So, okay, examine mine! Although I've long since adopted writer Dorothy Parker's famous "What fresh hell is this?" as a slogan to live by, I go on the assumption that some things are unlikely to change, no matter what. Take long-term care, for example. People will continue to grow old and need assistance to lead decent lives. And there will always be providers who will attempt to accommodate them. Taking into account all but the most dire of possibilities-a meteorite strike, for example-I think there is still room for predictions in this field. I've done it in past editorials, and have even seen a few come true. So there!
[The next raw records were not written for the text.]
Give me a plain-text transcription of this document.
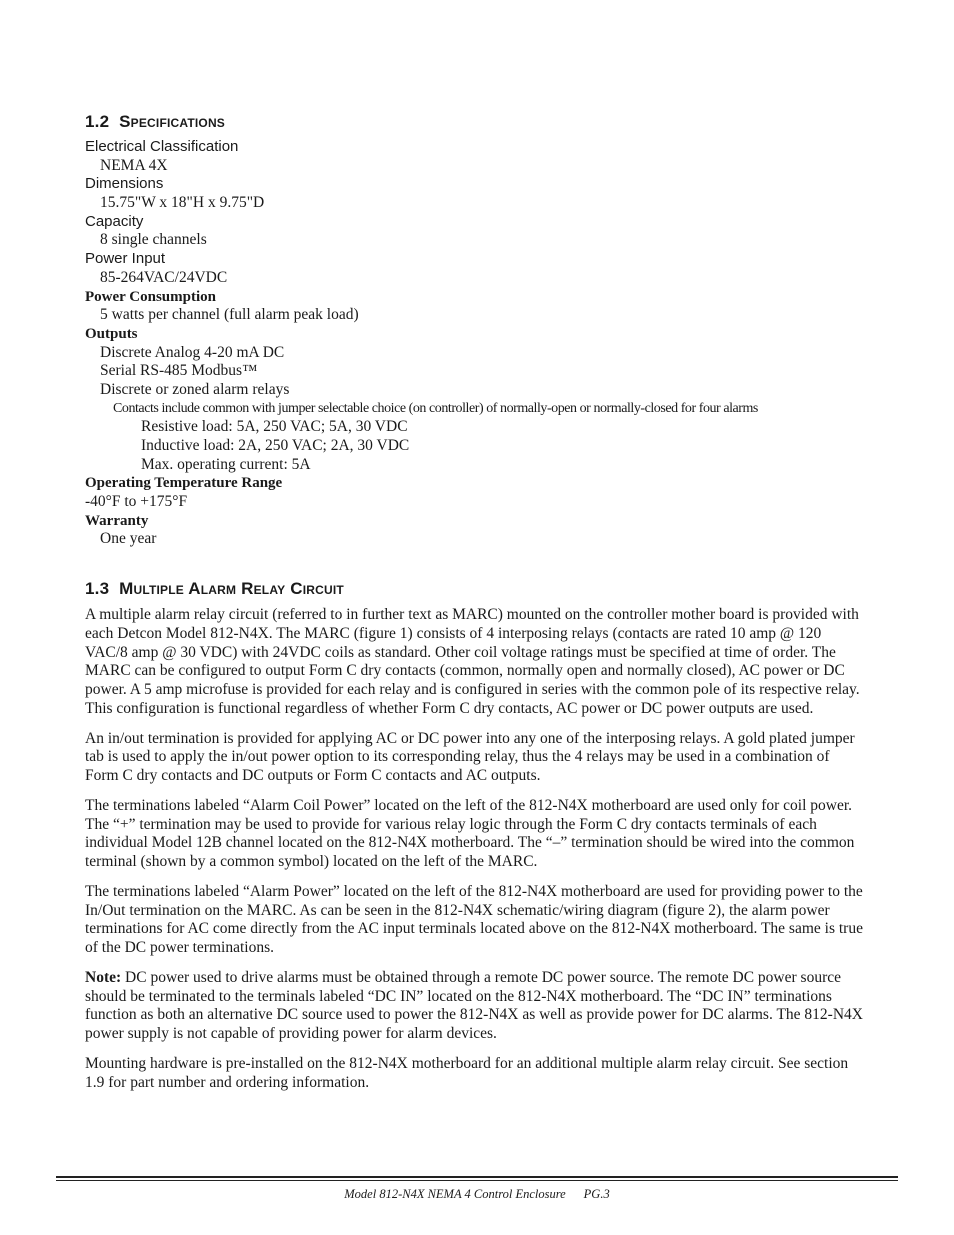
1.2 Specifications
Electrical Classification
NEMA 4X
Dimensions
15.75"W x 18"H x 9.75"D
Capacity
8 single channels
Power Input
85-264VAC/24VDC
Power Consumption
5 watts per channel (full alarm peak load)
Outputs
Discrete Analog 4-20 mA DC
Serial RS-485 Modbus™
Discrete or zoned alarm relays
Contacts include common with jumper selectable choice (on controller) of normally-open or normally-closed for four alarms
Resistive load: 5A, 250 VAC; 5A, 30 VDC
Inductive load: 2A, 250 VAC; 2A, 30 VDC
Max. operating current: 5A
Operating Temperature Range
-40°F to +175°F
Warranty
One year
1.3 Multiple Alarm Relay Circuit

A multiple alarm relay circuit (referred to in further text as MARC) mounted on the controller mother board is provided with each Detcon Model 812-N4X. The MARC (figure 1) consists of 4 interposing relays (contacts are rated 10 amp @ 120 VAC/8 amp @ 30 VDC) with 24VDC coils as standard. Other coil voltage ratings must be specified at time of order. The MARC can be configured to output Form C dry contacts (common, normally open and normally closed), AC power or DC power. A 5 amp microfuse is provided for each relay and is configured in series with the common pole of its respective relay. This configuration is functional regardless of whether Form C dry contacts, AC power or DC power outputs are used.

An in/out termination is provided for applying AC or DC power into any one of the interposing relays. A gold plated jumper tab is used to apply the in/out power option to its corresponding relay, thus the 4 relays may be used in a combination of Form C dry contacts and DC outputs or Form C contacts and AC outputs.

The terminations labeled “Alarm Coil Power” located on the left of the 812-N4X motherboard are used only for coil power. The “+” termination may be used to provide for various relay logic through the Form C dry contacts terminals of each individual Model 12B channel located on the 812-N4X motherboard. The “–” termination should be wired into the common terminal (shown by a common symbol) located on the left of the MARC.

The terminations labeled “Alarm Power” located on the left of the 812-N4X motherboard are used for providing power to the In/Out termination on the MARC. As can be seen in the 812-N4X schematic/wiring diagram (figure 2), the alarm power terminations for AC come directly from the AC input terminals located above on the 812-N4X motherboard. The same is true of the DC power terminations.

Note: DC power used to drive alarms must be obtained through a remote DC power source. The remote DC power source should be terminated to the terminals labeled “DC IN” located on the 812-N4X motherboard. The “DC IN” terminations function as both an alternative DC source used to power the 812-N4X as well as provide power for DC alarms. The 812-N4X power supply is not capable of providing power for alarm devices.

Mounting hardware is pre-installed on the 812-N4X motherboard for an additional multiple alarm relay circuit. See section 1.9 for part number and ordering information.

Model 812-N4X NEMA 4 Control Enclosure PG.3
Prediction 1: "Something" might actually be done this year in Washington about supporting long-term care. Not a new financing system, certainly, but perhaps more acknowledgment of the need to support long-term care staffing and some steps toward regulatory relief. This is a midterm election year, after all.

Prediction 2: AHCA's Charles "Chip" Roadman and AAHSA's Larry Minnix will continue to grow in recognition as long-term care leaders and "personalities"-Roadman for his succinct, forceful, sometimes colorful expressions of the industry's case; Minnix for being a provider who knows whereof he speaks and can teach others the provider's viewpoint.

Prediction 3: Both gentlemen, however, will have cause to rethink their organizations' official enthusiasm for the Bush administration's latest nursing home quality initiative (see "NH News Notes," p. 8) which, in essence, seems yet another exercise in federal government judgmentalism.

Prediction 4: The staffing crisis will begin to show signs of easing, as the economy's unemployment bad news becomes the industry's employment good news and welfare-to-work rolls start to grow.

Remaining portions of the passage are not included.